Sie blickte verlegen zur Fassade.

„Ihre Frau ist weg. Die ganze Woche waren Makler da. Anzahlungen. Besichtigungen. Unterschriebene Dokumente.“

Adrien lachte trocken.

„Unmöglich.“

„Das Haus wurde vor drei Tagen verkauft.“

Sein Gesicht wurde blass.

„Claire kann mein Haus nicht verkaufen.“

Madame Perrin senkte den Blick.

„Sie sagte, es gehöre ihr.“

Adrien rief sofort Étienne, seinen persönlichen Assistenten, an. Er ging beim siebten Klingeln ran.

„Wo ist meine Frau?“

Stille.

„Étienne.“

„Sie hat Paris vor drei Tagen verlassen.“

„Mit Noah?“

„Ja.“

„Wo?“

„Bordeaux.“

Adrien umklammerte das schmiedeeiserne Geländer.

„Warum?“

„Sir …“

„Sprechen Sie.“

Étienne atmete erleichtert auf.

„Madame Valmont hat das Anwesen in Neuilly für 18 Millionen Euro verkauft.“

„Dieses Anwesen gehört mir.“

„Nein, Sir.“

Die Stille wurde eisig.

„Während des Kaufs empfahlen Ihre Steuerberater, die Residenz in Madames SCI (Immobiliengesellschaft) einzubringen, da sie aus dem Erbe der Moreaus finanziert wurde.

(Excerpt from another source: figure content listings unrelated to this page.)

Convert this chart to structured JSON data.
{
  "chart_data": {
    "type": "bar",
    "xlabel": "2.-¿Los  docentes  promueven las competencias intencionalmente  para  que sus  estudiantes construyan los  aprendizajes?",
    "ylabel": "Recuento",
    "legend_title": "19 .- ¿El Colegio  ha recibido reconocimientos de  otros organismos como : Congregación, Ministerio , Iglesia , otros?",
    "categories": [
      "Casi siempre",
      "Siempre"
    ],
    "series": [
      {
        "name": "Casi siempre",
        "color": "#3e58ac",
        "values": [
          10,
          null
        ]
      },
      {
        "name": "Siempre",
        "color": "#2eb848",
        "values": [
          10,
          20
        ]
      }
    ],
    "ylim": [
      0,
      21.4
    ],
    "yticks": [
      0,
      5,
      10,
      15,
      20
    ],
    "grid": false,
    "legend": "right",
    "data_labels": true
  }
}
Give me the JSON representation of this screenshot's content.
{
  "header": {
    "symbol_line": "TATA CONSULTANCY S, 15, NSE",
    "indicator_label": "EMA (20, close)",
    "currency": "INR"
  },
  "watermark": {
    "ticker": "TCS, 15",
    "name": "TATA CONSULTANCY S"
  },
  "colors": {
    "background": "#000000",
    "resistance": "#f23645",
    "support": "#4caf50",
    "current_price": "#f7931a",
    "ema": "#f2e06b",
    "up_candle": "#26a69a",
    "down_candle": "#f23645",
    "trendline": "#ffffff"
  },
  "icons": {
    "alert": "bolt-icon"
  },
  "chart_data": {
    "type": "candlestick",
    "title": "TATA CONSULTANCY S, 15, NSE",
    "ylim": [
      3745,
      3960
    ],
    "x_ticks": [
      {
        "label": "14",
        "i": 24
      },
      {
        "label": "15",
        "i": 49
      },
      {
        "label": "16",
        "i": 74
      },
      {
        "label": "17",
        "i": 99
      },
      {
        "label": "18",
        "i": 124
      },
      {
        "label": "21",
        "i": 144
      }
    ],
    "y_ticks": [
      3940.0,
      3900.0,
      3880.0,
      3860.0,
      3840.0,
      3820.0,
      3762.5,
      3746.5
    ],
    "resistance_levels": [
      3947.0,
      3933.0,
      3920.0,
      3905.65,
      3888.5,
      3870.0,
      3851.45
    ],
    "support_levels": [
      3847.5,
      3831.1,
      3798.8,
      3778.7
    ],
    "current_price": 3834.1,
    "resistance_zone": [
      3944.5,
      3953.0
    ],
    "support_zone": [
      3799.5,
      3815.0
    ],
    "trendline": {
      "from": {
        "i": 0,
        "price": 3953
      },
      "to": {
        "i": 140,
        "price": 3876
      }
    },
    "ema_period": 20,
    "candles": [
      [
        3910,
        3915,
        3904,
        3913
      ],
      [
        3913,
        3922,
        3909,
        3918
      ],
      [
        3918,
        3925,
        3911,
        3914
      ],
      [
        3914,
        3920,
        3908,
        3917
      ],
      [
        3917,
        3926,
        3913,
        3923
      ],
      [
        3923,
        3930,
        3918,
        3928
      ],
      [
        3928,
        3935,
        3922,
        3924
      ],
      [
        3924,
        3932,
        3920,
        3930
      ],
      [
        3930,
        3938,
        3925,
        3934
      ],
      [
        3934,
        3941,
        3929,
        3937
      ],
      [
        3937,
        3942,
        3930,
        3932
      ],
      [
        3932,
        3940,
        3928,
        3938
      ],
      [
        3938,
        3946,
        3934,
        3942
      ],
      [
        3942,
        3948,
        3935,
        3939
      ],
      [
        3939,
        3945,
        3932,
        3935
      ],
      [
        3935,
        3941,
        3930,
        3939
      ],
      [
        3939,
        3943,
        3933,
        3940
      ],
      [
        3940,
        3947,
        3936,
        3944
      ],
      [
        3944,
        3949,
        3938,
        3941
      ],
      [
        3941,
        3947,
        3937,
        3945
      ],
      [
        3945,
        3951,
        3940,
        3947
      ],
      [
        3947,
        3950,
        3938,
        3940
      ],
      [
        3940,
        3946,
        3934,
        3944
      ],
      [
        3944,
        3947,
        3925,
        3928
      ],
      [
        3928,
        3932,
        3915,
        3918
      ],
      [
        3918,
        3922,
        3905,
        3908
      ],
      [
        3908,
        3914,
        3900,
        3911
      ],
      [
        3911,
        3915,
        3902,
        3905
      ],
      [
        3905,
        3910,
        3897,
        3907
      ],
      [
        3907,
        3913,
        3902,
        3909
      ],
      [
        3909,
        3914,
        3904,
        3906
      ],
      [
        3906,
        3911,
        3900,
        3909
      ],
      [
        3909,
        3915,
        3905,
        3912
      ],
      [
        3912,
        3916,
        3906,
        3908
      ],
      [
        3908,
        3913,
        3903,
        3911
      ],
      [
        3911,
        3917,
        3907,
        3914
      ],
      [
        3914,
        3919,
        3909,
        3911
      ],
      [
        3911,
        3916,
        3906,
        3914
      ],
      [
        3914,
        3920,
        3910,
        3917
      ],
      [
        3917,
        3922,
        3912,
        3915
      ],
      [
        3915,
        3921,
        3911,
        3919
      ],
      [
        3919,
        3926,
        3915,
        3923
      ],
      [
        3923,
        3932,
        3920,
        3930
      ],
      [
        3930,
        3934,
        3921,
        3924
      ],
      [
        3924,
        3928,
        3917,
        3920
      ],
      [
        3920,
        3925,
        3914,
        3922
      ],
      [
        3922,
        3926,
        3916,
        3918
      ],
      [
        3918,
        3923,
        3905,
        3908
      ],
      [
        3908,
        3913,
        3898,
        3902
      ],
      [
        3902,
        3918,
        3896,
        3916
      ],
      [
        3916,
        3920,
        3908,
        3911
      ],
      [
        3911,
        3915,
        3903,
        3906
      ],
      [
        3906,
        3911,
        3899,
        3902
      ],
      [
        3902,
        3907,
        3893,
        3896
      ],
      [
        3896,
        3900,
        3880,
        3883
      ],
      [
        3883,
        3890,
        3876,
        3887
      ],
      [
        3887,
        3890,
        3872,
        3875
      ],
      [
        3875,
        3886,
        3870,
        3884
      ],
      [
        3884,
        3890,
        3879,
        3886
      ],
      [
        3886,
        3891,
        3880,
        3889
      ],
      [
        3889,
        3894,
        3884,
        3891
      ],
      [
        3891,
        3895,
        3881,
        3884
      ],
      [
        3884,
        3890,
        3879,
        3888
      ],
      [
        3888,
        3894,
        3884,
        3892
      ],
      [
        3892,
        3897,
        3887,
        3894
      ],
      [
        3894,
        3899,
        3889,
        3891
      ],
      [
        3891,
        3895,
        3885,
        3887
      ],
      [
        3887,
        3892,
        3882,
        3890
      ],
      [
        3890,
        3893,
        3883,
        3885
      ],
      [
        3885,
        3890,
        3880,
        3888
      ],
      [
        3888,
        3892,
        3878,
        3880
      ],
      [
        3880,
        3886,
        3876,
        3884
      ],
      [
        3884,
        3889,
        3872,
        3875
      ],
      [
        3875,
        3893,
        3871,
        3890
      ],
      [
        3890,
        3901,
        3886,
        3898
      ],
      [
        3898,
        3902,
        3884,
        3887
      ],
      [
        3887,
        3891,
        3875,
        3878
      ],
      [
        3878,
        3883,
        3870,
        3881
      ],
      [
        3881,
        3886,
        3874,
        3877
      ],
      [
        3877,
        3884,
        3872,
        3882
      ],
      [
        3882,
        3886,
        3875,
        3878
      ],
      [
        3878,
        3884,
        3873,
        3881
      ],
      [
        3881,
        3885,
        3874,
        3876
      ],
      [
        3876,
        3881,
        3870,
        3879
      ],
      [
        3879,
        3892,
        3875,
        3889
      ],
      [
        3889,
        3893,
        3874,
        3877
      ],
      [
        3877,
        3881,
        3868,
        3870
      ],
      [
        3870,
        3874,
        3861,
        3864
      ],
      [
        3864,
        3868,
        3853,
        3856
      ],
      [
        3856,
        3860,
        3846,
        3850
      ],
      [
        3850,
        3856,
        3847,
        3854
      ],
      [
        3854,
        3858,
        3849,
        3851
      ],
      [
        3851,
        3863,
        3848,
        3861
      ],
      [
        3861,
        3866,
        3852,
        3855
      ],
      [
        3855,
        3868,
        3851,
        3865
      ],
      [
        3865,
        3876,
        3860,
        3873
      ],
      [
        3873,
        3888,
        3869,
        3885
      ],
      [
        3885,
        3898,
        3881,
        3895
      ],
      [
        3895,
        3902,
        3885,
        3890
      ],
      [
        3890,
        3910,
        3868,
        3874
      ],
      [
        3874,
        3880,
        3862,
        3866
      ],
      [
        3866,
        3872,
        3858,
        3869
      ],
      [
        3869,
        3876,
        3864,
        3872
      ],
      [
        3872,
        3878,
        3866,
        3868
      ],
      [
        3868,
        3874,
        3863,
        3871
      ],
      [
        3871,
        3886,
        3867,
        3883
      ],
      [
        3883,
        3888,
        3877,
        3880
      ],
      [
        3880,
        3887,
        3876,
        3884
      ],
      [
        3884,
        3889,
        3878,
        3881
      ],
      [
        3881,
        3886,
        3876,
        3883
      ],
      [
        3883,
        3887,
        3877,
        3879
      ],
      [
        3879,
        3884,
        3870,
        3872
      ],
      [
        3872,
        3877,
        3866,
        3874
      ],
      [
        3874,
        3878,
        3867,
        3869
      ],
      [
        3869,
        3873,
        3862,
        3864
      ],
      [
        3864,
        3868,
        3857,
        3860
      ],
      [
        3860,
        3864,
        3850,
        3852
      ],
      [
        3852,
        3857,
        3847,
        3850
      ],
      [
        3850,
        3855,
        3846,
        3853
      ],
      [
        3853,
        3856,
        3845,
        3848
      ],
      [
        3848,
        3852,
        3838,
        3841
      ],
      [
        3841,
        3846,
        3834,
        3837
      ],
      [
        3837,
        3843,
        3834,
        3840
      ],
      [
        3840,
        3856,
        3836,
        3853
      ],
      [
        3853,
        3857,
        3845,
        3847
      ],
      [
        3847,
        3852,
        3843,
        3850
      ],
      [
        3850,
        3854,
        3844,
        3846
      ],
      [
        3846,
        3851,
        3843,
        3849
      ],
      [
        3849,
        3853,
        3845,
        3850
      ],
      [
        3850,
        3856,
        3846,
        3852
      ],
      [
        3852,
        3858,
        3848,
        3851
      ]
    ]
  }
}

Sie haben unterschrieben.“

Adrien erinnerte sich vage. An die Dokumente. An das Treffen. Claire fragte ihn, ob er sich sicher sei. Er lachte und sagte, dass in einer Ehe alles, was ihr gehöre, auch ihm zustehe.

„Wo ist das Geld?“

„Auf einem Konto, das Madame kontrolliert.“

„Lassen Sie es einfrieren.“

„Das kann ich nicht.“

„Dann rufen Sie die Bank an.“

„Dieses Konto hat nichts mit Valmont Énergies zu tun.“

Adrien schnappte nach Luft.

„Ihre Karten?“

„Sie hat Ihre Karten nicht benutzt.“

„Wie hat sie ihre Reise bezahlt?“

Étienne zögerte.

„Madame ist gestern 32 geworden.“

„Na und?“

„Die Erbklausel ihrer Mutter trat um Mitternacht in Kraft. Die Holdinggesellschaft Moreau Patrimoine gehört nun ihr.“

Adrien schwieg.

Er wusste, dass Claires Mutter früh in Biotech-Unternehmen investiert hatte. Er hatte sich nie die Mühe gemacht, mehr darüber herauszufinden.